Adsorption and Self-Assembly of Surfactants on Metal-Water Interfaces.

Modifying properties of metal-water interfaces via adsorption of surfactants has applications in electrochemistry and catalysis. We report molecular simulations of adsorption of surfactant molecules on metal surfaces wherein we systematically vary the strength of hydrophobic interaction between surfactant tails, as well as the size of the surfactants' polar head group. A surfactant molecule is represented by a linear, bead-spring model with a polar "head" bead and a chain of hydrophobic "tail" beads. A smooth surface, strongly attractive to the polar beads, represents the metal surface. Our main findings are that (1) hydrophobic interactions between adsorbed molecules promote adsorption and self-assembly and (2) the morphology of the adsorbed layer is governed by the geometry of the molecules.

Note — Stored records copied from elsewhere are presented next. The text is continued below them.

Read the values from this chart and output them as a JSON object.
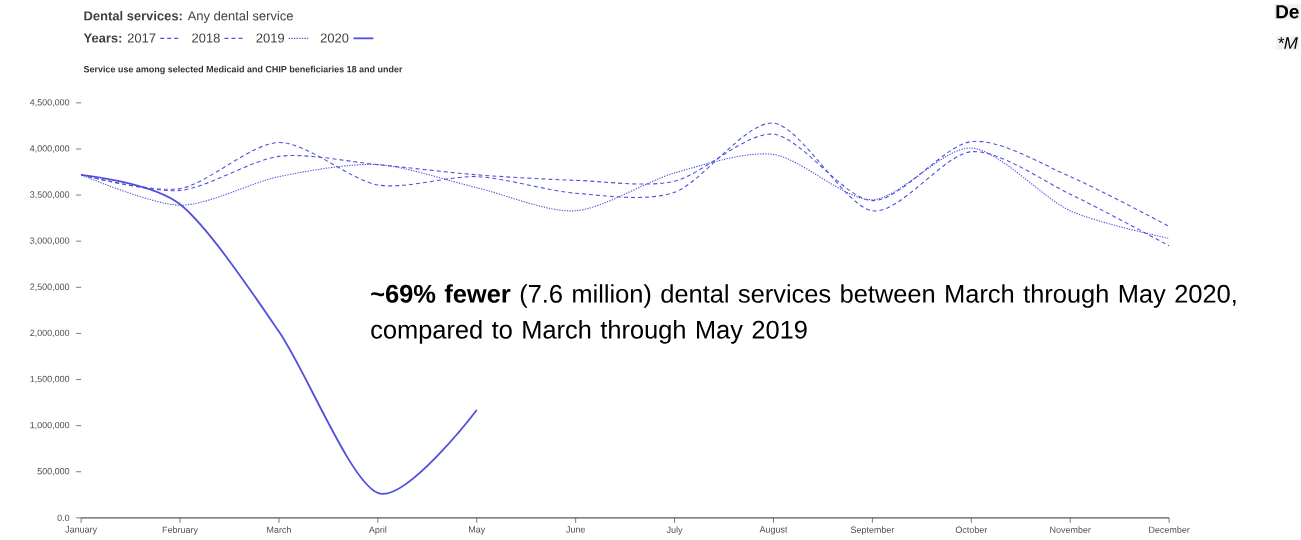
{
  "chart_data": {
    "type": "line",
    "title": "**Dental services:** Any dental service",
    "subtitle": "Service use among selected Medicaid and CHIP beneficiaries 18 and under",
    "legend_title": "Years:",
    "legend": "top left",
    "categories": [
      "January",
      "February",
      "March",
      "April",
      "May",
      "June",
      "July",
      "August",
      "September",
      "October",
      "November",
      "December"
    ],
    "series": [
      {
        "name": "2017",
        "color": "#5050dc",
        "line_style": "dashed",
        "values": [
          3720000,
          3570000,
          4070000,
          3610000,
          3700000,
          3520000,
          3530000,
          4280000,
          3330000,
          3970000,
          3510000,
          2950000
        ]
      },
      {
        "name": "2018",
        "color": "#5050dc",
        "line_style": "dashed",
        "values": [
          3720000,
          3550000,
          3920000,
          3830000,
          3720000,
          3660000,
          3650000,
          4160000,
          3440000,
          4080000,
          3700000,
          3160000
        ]
      },
      {
        "name": "2019",
        "color": "#5050dc",
        "line_style": "dotted",
        "values": [
          3720000,
          3390000,
          3700000,
          3830000,
          3580000,
          3330000,
          3740000,
          3940000,
          3450000,
          4010000,
          3330000,
          3030000
        ]
      },
      {
        "name": "2020",
        "color": "#5050dc",
        "line_style": "solid",
        "values": [
          3720000,
          3400000,
          2020000,
          270000,
          1170000,
          null,
          null,
          null,
          null,
          null,
          null,
          null
        ]
      }
    ],
    "ylim": [
      0,
      4500000
    ],
    "yticks": [
      {
        "value": 0,
        "label": "0.0"
      },
      {
        "value": 500000,
        "label": "500,000"
      },
      {
        "value": 1000000,
        "label": "1,000,000"
      },
      {
        "value": 1500000,
        "label": "1,500,000"
      },
      {
        "value": 2000000,
        "label": "2,000,000"
      },
      {
        "value": 2500000,
        "label": "2,500,000"
      },
      {
        "value": 3000000,
        "label": "3,000,000"
      },
      {
        "value": 3500000,
        "label": "3,500,000"
      },
      {
        "value": 4000000,
        "label": "4,000,000"
      },
      {
        "value": 4500000,
        "label": "4,500,000"
      }
    ],
    "grid": false,
    "annotations": [
      "**~69% fewer** (7.6 million) dental services between March through May 2020, compared to March through May 2019",
      "**De**",
      "*M"
    ]
  }
}
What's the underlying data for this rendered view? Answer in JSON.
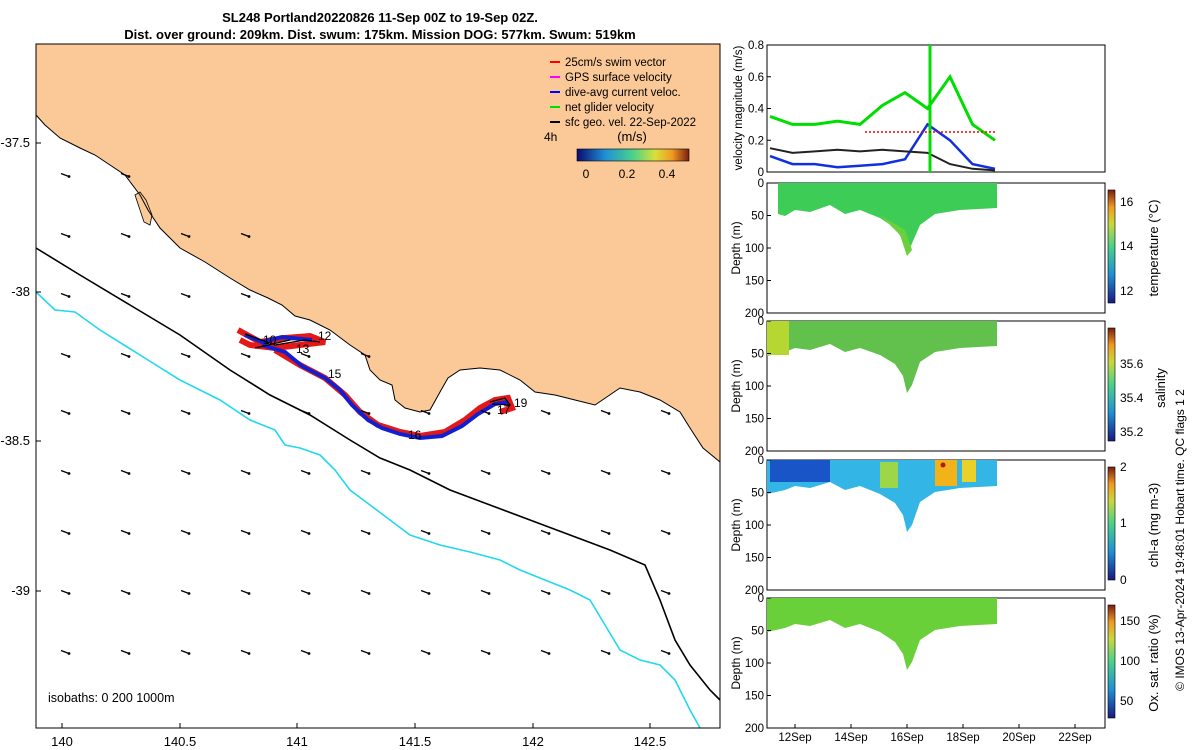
{
  "title_line1": "SL248 Portland20220826 11-Sep 00Z to 19-Sep 02Z.",
  "title_line2": "Dist. over ground: 209km. Dist. swum: 175km. Mission DOG: 577km. Swum: 519km",
  "map": {
    "x_ticks": [
      "140",
      "140.5",
      "141",
      "141.5",
      "142",
      "142.5"
    ],
    "y_ticks": [
      "-37.5",
      "-38",
      "-38.5",
      "-39"
    ],
    "legend": [
      {
        "label": "25cm/s swim vector",
        "color": "#ff0000"
      },
      {
        "label": "GPS surface velocity",
        "color": "#ff00ff"
      },
      {
        "label": "dive-avg current veloc.",
        "color": "#0000ff"
      },
      {
        "label": "net glider velocity",
        "color": "#00dd00"
      },
      {
        "label": "sfc geo. vel. 22-Sep-2022",
        "color": "#000000"
      }
    ],
    "legend_time": "4h",
    "colorbar_title": "(m/s)",
    "colorbar_ticks": [
      "0",
      "0.2",
      "0.4"
    ],
    "track_labels": [
      "10",
      "12",
      "13",
      "15",
      "16",
      "17",
      "19"
    ],
    "isobaths_note": "isobaths: 0   200  1000m",
    "land_color": "#fbc897",
    "isobath_200_color": "#000000",
    "isobath_1000_color": "#22d8ee"
  },
  "panels": {
    "velocity": {
      "ylabel": "velocity magnitude (m/s)",
      "yticks": [
        "0",
        "0.2",
        "0.4",
        "0.6",
        "0.8"
      ]
    },
    "depth_ylabel": "Depth (m)",
    "depth_ticks": [
      "0",
      "50",
      "100",
      "150",
      "200"
    ],
    "date_ticks": [
      "12Sep",
      "14Sep",
      "16Sep",
      "18Sep",
      "20Sep",
      "22Sep"
    ],
    "temperature": {
      "label": "temperature (°C)",
      "ticks": [
        "12",
        "14",
        "16"
      ]
    },
    "salinity": {
      "label": "salinity",
      "ticks": [
        "35.2",
        "35.4",
        "35.6"
      ]
    },
    "chla": {
      "label": "chl-a (mg m-3)",
      "ticks": [
        "0",
        "1",
        "2"
      ]
    },
    "oxygen": {
      "label": "Ox. sat. ratio (%)",
      "ticks": [
        "50",
        "100",
        "150"
      ]
    }
  },
  "footer_note": "© IMOS 13-Apr-2024 19:48:01 Hobart time. QC flags 1  2",
  "chart_data": [
    {
      "type": "line",
      "title": "",
      "xlabel": "",
      "ylabel": "velocity magnitude (m/s)",
      "ylim": [
        0,
        0.8
      ],
      "x": [
        "11-Sep",
        "12-Sep",
        "13-Sep",
        "14-Sep",
        "15-Sep",
        "15.5-Sep",
        "16-Sep",
        "16.5-Sep",
        "17-Sep",
        "18-Sep",
        "19-Sep"
      ],
      "series": [
        {
          "name": "net glider velocity",
          "values": [
            0.35,
            0.3,
            0.3,
            0.32,
            0.3,
            0.42,
            0.5,
            0.4,
            0.6,
            0.3,
            0.2
          ]
        },
        {
          "name": "dive-avg current veloc.",
          "values": [
            0.1,
            0.05,
            0.05,
            0.03,
            0.04,
            0.05,
            0.08,
            0.3,
            0.2,
            0.05,
            0.02
          ]
        },
        {
          "name": "sfc geo. vel. 22-Sep-2022",
          "values": [
            0.15,
            0.12,
            0.13,
            0.14,
            0.13,
            0.14,
            0.13,
            0.12,
            0.05,
            0.02,
            0.01
          ]
        }
      ]
    }
  ]
}
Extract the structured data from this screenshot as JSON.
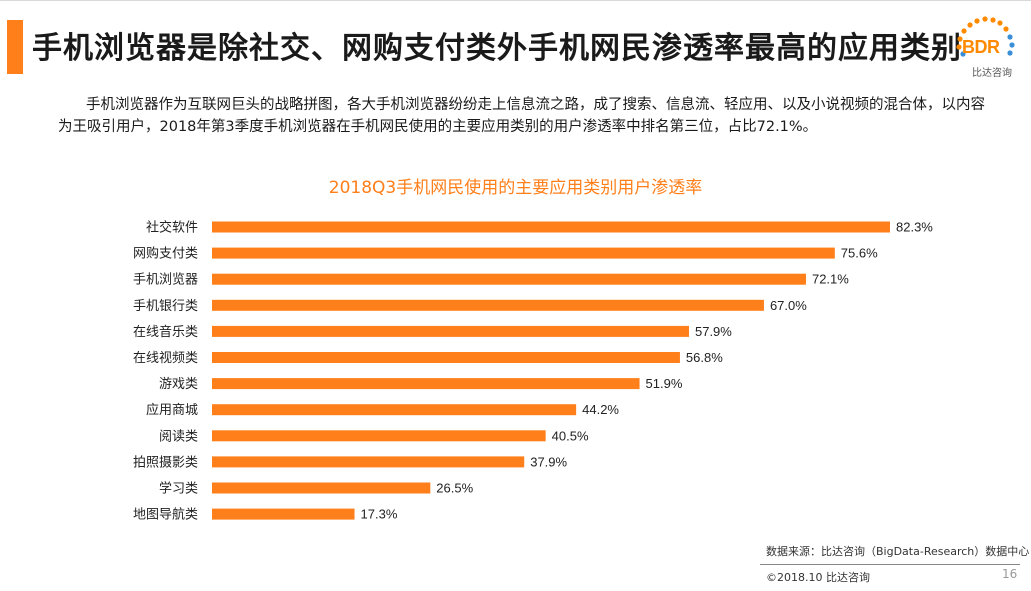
{
  "header": {
    "title": "手机浏览器是除社交、网购支付类外手机网民渗透率最高的应用类别"
  },
  "logo": {
    "text": "BDR",
    "subtitle": "比达咨询"
  },
  "description": "手机浏览器作为互联网巨头的战略拼图，各大手机浏览器纷纷走上信息流之路，成了搜索、信息流、轻应用、以及小说视频的混合体，以内容为王吸引用户，2018年第3季度手机浏览器在手机网民使用的主要应用类别的用户渗透率中排名第三位，占比72.1%。",
  "colors": {
    "accent": "#ff7f1a",
    "bar": "#ff7f1a"
  },
  "chart_data": {
    "type": "bar",
    "orientation": "horizontal",
    "title": "2018Q3手机网民使用的主要应用类别用户渗透率",
    "categories": [
      "社交软件",
      "网购支付类",
      "手机浏览器",
      "手机银行类",
      "在线音乐类",
      "在线视频类",
      "游戏类",
      "应用商城",
      "阅读类",
      "拍照摄影类",
      "学习类",
      "地图导航类"
    ],
    "values": [
      82.3,
      75.6,
      72.1,
      67.0,
      57.9,
      56.8,
      51.9,
      44.2,
      40.5,
      37.9,
      26.5,
      17.3
    ],
    "value_labels": [
      "82.3%",
      "75.6%",
      "72.1%",
      "67.0%",
      "57.9%",
      "56.8%",
      "51.9%",
      "44.2%",
      "40.5%",
      "37.9%",
      "26.5%",
      "17.3%"
    ],
    "unit": "%",
    "xlim": [
      0,
      82.3
    ],
    "grid": false,
    "legend": "none"
  },
  "footer": {
    "source": "数据来源：比达咨询（BigData-Research）数据中心",
    "copyright": "©2018.10 比达咨询",
    "page": "16"
  }
}
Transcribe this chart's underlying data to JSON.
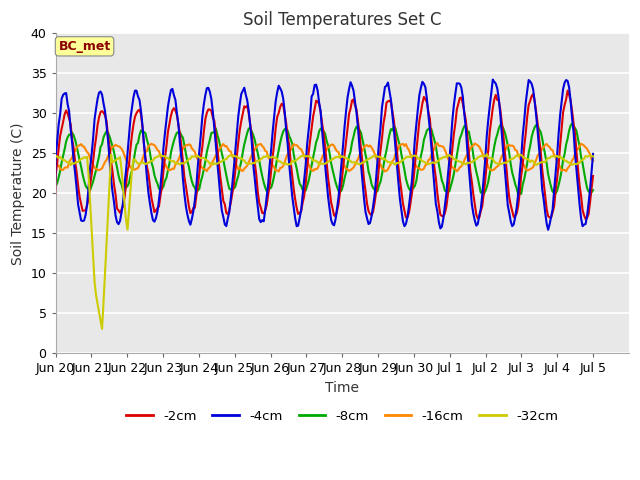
{
  "title": "Soil Temperatures Set C",
  "xlabel": "Time",
  "ylabel": "Soil Temperature (C)",
  "ylim": [
    0,
    40
  ],
  "series_colors": {
    "-2cm": "#dd0000",
    "-4cm": "#0000dd",
    "-8cm": "#00aa00",
    "-16cm": "#ff8800",
    "-32cm": "#cccc00"
  },
  "legend_labels": [
    "-2cm",
    "-4cm",
    "-8cm",
    "-16cm",
    "-32cm"
  ],
  "xtick_labels": [
    "Jun 20",
    "Jun 21",
    "Jun 22",
    "Jun 23",
    "Jun 24",
    "Jun 25",
    "Jun 26",
    "Jun 27",
    "Jun 28",
    "Jun 29",
    "Jun 30",
    "Jul 1",
    "Jul 2",
    "Jul 3",
    "Jul 4",
    "Jul 5"
  ],
  "ytick_vals": [
    0,
    5,
    10,
    15,
    20,
    25,
    30,
    35,
    40
  ],
  "annotation_text": "BC_met",
  "annotation_color": "#8b0000",
  "annotation_bg": "#ffff99",
  "plot_bg": "#e8e8e8",
  "fig_bg": "#ffffff",
  "linewidth": 1.5
}
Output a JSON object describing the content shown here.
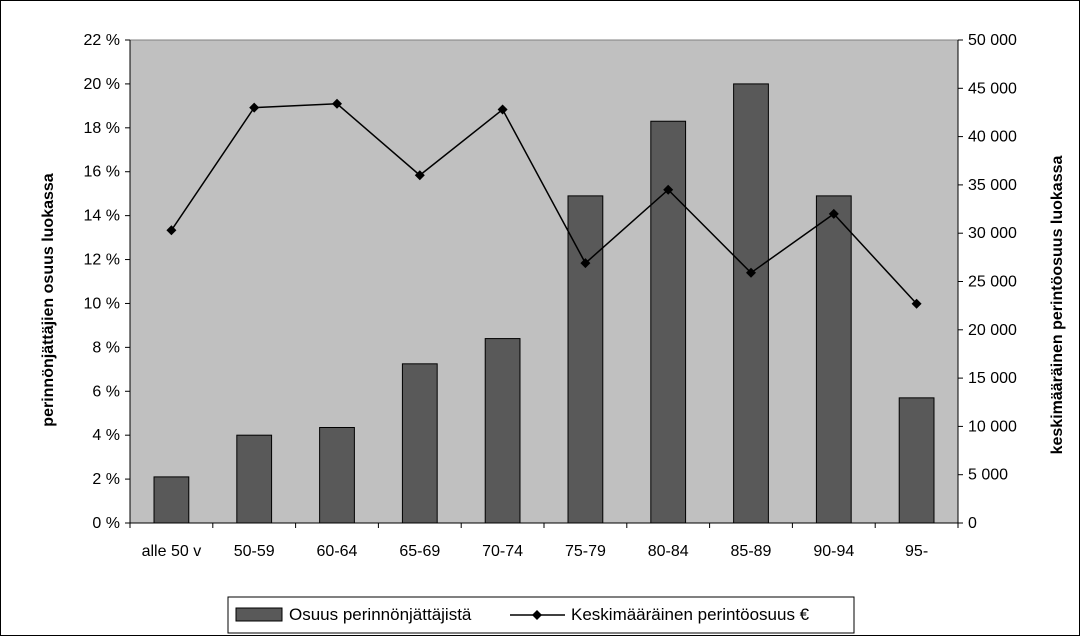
{
  "chart_data": {
    "type": "bar",
    "categories": [
      "alle 50 v",
      "50-59",
      "60-64",
      "65-69",
      "70-74",
      "75-79",
      "80-84",
      "85-89",
      "90-94",
      "95-"
    ],
    "series": [
      {
        "name": "Osuus perinnönjättäjistä",
        "type": "bar",
        "axis": "left",
        "unit": "%",
        "values": [
          2.1,
          4.0,
          4.35,
          7.25,
          8.4,
          14.9,
          18.3,
          20.0,
          14.9,
          5.7
        ]
      },
      {
        "name": "Keskimääräinen perintöosuus €",
        "type": "line",
        "axis": "right",
        "marker": "diamond",
        "values": [
          30300,
          43000,
          43400,
          36000,
          42800,
          26900,
          34500,
          25900,
          32000,
          22700
        ]
      }
    ],
    "ylabel_left": "perinnönjättäjien osuus luokassa",
    "ylabel_right": "keskimääräinen perintöosuus luokassa",
    "ylim_left": [
      0,
      22
    ],
    "ylim_right": [
      0,
      50000
    ],
    "yticks_left": [
      "0 %",
      "2 %",
      "4 %",
      "6 %",
      "8 %",
      "10 %",
      "12 %",
      "14 %",
      "16 %",
      "18 %",
      "20 %",
      "22 %"
    ],
    "yticks_right": [
      "0",
      "5 000",
      "10 000",
      "15 000",
      "20 000",
      "25 000",
      "30 000",
      "35 000",
      "40 000",
      "45 000",
      "50 000"
    ],
    "legend_position": "bottom",
    "grid": false,
    "colors": {
      "plot_background": "#c0c0c0",
      "bar_fill": "#595959",
      "line": "#000000"
    }
  }
}
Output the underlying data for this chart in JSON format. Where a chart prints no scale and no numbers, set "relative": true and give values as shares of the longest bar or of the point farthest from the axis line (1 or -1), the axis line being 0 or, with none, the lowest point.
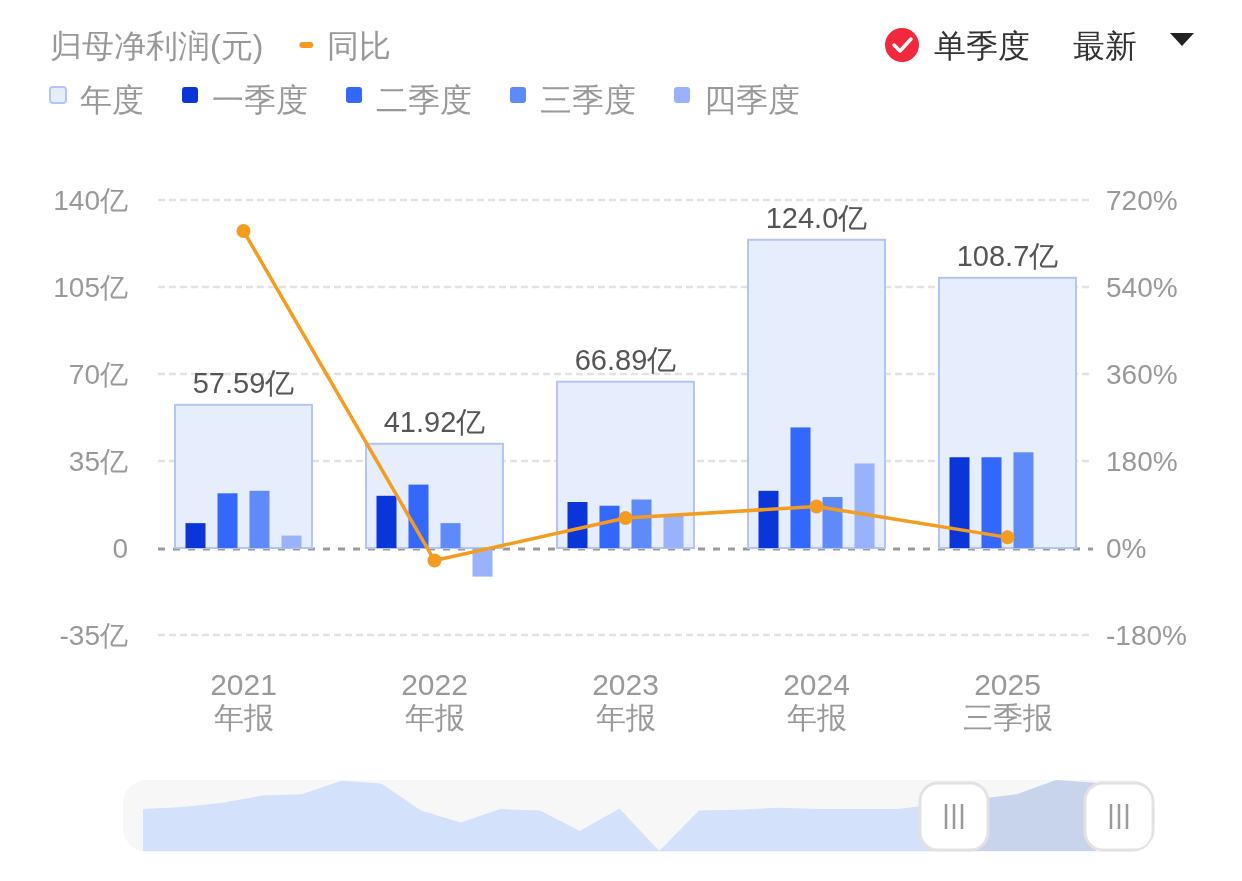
{
  "chart_data": [
    {
      "type": "bar",
      "title": "归母净利润(元)",
      "categories": [
        "2021\n年报",
        "2022\n年报",
        "2023\n年报",
        "2024\n年报",
        "2025\n三季报"
      ],
      "series": [
        {
          "name": "年度",
          "type": "bar",
          "color": "#e6edfd",
          "values": [
            57.59,
            41.92,
            66.89,
            124.0,
            108.7
          ],
          "value_labels": [
            "57.59亿",
            "41.92亿",
            "66.89亿",
            "124.0亿",
            "108.7亿"
          ]
        },
        {
          "name": "一季度",
          "type": "bar",
          "color": "#0a36d9",
          "values": [
            10,
            21,
            18.5,
            23,
            36.5
          ]
        },
        {
          "name": "二季度",
          "type": "bar",
          "color": "#3467fb",
          "values": [
            22,
            25.5,
            17,
            48.5,
            36.5
          ]
        },
        {
          "name": "三季度",
          "type": "bar",
          "color": "#5f8afa",
          "values": [
            23,
            10,
            19.5,
            20.5,
            38.5
          ]
        },
        {
          "name": "四季度",
          "type": "bar",
          "color": "#98b2fb",
          "values": [
            5,
            -11.5,
            13,
            34,
            null
          ]
        },
        {
          "name": "同比",
          "type": "line",
          "axis": "y2",
          "color": "#f39c1f",
          "values": [
            656,
            -26,
            62,
            86,
            22
          ]
        }
      ],
      "ylim": [
        -35,
        140
      ],
      "yticks": [
        {
          "value": -35,
          "label": "-35亿"
        },
        0,
        {
          "value": 35,
          "label": "35亿"
        },
        {
          "value": 70,
          "label": "70亿"
        },
        {
          "value": 105,
          "label": "105亿"
        },
        {
          "value": 140,
          "label": "140亿"
        }
      ],
      "y2lim": [
        -180,
        720
      ],
      "y2ticks": [
        {
          "value": -180,
          "label": "-180%"
        },
        {
          "value": 0,
          "label": "0%"
        },
        {
          "value": 180,
          "label": "180%"
        },
        {
          "value": 360,
          "label": "360%"
        },
        {
          "value": 540,
          "label": "540%"
        },
        {
          "value": 720,
          "label": "720%"
        }
      ],
      "ref_lines": [
        {
          "axis": "y",
          "value": 0,
          "color": "#999999",
          "line_style": "dashed"
        }
      ],
      "grid": "y",
      "legend": "top left",
      "marker": "circle",
      "line_style": "solid",
      "annotations": [
        "单季度",
        "最新"
      ]
    },
    {
      "type": "area",
      "relative": true,
      "categories": [
        null,
        null,
        null,
        null,
        null,
        null,
        null,
        null,
        null,
        null,
        null,
        null,
        null,
        null,
        null,
        null,
        null,
        null,
        null,
        null,
        null,
        null,
        null,
        null,
        null
      ],
      "color": "#d4e1fa",
      "values": [
        0.59,
        0.62,
        0.68,
        0.78,
        0.8,
        0.99,
        0.95,
        0.57,
        0.4,
        0.59,
        0.57,
        0.28,
        0.6,
        0,
        0.57,
        0.58,
        0.61,
        0.59,
        0.59,
        0.59,
        null,
        null,
        0.8,
        1,
        0.96
      ]
    }
  ]
}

When the size of the polar bead is the same as that of the hydrophobic beads, an adsorbed self-assembled monolayer (SAM) is formed. When the polar bead is larger than the hydrophobic beads, cylindrical micelles are formed in the bulk and the adsorbed phase. For the adsorbed SAM, the layer is patchy, with a significant fraction of the molecules adsorbed with their polar beads pointing away from the surface. These results corroborate with experimental observations and provide new insights into the molecular nature of adsorbed layers.